Nevertheless, Rachel decided to dedicate one month to working her way through the poem the evangelical-Christian way, like a checklist. She tried to learn to sew. She got up at some imaginary hour of the morning. She cooked three meals a day. She worked out. She went to the city limit marker on a major highway and held up a sign that said "Dan [her husband] is awesome." Because when you are writing a stunt memoir, that is how you roll. And I do love me a stunt memoir.

The idea was to 'take all of the Bible's instructions for women as literally as possible for a year,' but I think she ran out of instructions, because she devoted whole months to Biblical practices that apply to everyone, such as the observance of Yom Kippur and the pursuit of just behavior. Now I'm curious about whether a man would run into the same problem, if he limited himself to commands just pertaining to men. His arms might get tired, depending on how long his prayer times were...

Evans also practiced mindfulness in everyday tasks, cut Martha a break, redefined modesty, waded into the Mommy Wars, called her longsuffering husband "Master" for a whole year, tried to submit to her husband in all things (until he ordered her to knock it off), and learned about Greco-Roman household codes. I don't imagine anyone would agree with every single conclusion she reached, but she sure was an entertaining and thought-provoking traveling companion.

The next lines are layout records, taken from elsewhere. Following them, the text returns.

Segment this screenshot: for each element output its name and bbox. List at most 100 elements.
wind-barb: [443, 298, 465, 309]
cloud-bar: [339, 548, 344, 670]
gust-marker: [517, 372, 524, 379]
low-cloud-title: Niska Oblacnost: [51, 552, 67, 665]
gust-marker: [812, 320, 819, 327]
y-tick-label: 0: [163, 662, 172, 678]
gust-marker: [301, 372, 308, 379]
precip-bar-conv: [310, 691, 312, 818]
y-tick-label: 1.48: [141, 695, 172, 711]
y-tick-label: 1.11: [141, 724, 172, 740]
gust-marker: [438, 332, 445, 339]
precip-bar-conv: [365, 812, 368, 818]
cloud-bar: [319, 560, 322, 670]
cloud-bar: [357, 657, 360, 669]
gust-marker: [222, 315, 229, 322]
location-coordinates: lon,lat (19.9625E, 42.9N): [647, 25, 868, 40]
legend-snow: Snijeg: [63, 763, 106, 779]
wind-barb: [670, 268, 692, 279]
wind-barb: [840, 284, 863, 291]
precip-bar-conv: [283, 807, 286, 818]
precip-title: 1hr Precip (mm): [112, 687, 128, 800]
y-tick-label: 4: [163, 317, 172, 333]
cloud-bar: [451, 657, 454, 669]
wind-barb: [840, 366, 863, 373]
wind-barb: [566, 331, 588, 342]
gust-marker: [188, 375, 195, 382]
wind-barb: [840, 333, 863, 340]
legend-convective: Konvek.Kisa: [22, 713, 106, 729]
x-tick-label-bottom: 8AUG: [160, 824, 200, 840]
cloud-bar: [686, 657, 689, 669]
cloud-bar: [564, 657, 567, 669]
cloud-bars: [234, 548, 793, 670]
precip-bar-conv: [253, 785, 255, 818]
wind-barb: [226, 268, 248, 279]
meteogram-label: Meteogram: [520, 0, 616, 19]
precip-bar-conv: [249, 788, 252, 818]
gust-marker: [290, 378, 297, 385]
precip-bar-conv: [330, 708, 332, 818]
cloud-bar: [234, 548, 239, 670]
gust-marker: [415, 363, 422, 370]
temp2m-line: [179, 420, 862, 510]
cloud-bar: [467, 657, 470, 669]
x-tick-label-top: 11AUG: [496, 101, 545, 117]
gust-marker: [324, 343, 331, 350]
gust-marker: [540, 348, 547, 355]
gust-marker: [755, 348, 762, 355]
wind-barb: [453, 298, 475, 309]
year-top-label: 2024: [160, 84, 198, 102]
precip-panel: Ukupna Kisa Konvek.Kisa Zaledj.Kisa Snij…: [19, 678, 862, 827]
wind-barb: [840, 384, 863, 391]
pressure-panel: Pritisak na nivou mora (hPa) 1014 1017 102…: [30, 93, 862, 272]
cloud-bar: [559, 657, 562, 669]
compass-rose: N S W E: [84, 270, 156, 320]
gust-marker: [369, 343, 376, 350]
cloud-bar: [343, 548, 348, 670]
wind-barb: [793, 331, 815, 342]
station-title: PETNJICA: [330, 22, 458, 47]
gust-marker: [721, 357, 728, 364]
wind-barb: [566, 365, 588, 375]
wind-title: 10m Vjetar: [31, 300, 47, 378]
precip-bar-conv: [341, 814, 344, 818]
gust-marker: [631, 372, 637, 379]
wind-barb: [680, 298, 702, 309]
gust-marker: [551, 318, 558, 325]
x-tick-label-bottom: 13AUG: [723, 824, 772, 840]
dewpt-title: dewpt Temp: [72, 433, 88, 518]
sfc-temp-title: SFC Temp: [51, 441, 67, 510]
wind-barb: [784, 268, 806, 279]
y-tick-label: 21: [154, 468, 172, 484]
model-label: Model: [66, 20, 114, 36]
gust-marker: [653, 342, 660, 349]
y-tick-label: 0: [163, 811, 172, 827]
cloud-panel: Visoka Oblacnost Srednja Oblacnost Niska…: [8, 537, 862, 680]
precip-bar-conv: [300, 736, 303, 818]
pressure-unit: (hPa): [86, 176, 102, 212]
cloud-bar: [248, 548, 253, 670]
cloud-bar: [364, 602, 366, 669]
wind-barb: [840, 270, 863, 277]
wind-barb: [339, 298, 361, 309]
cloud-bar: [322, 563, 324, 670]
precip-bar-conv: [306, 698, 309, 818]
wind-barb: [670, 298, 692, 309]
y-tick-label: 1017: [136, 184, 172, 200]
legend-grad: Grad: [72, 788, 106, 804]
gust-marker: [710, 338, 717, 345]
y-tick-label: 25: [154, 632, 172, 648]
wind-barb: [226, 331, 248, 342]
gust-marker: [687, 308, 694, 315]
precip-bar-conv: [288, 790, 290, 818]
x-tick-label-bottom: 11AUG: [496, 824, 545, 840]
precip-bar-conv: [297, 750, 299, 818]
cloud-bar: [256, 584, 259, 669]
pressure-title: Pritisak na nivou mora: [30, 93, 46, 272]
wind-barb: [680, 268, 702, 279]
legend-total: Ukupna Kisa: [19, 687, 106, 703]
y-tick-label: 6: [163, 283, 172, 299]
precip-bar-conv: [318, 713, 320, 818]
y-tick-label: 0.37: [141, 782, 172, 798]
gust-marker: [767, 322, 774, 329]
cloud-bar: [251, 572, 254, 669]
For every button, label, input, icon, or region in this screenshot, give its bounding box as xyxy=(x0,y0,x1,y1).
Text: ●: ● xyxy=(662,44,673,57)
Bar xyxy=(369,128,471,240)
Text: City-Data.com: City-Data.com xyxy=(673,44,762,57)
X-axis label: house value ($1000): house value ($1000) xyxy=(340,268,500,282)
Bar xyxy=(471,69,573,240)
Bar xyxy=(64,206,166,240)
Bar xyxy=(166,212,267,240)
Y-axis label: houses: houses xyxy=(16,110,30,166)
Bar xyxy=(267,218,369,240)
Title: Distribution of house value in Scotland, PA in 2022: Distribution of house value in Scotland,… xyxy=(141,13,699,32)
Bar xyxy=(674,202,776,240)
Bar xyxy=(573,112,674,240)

I have spent my whole Christian life trying to figure out what my faith tells me about being a woman, yet I certainly heard some new ideas from this book. If it is crucial to your theology to believe that roles, tasks, duties and privileges vary greatly depending on your gender, you should skip this one, but if you are starting to think that out of the 31,102 verses in the Bible, a very small percent are specific to only one gender, this book may be of interest to you.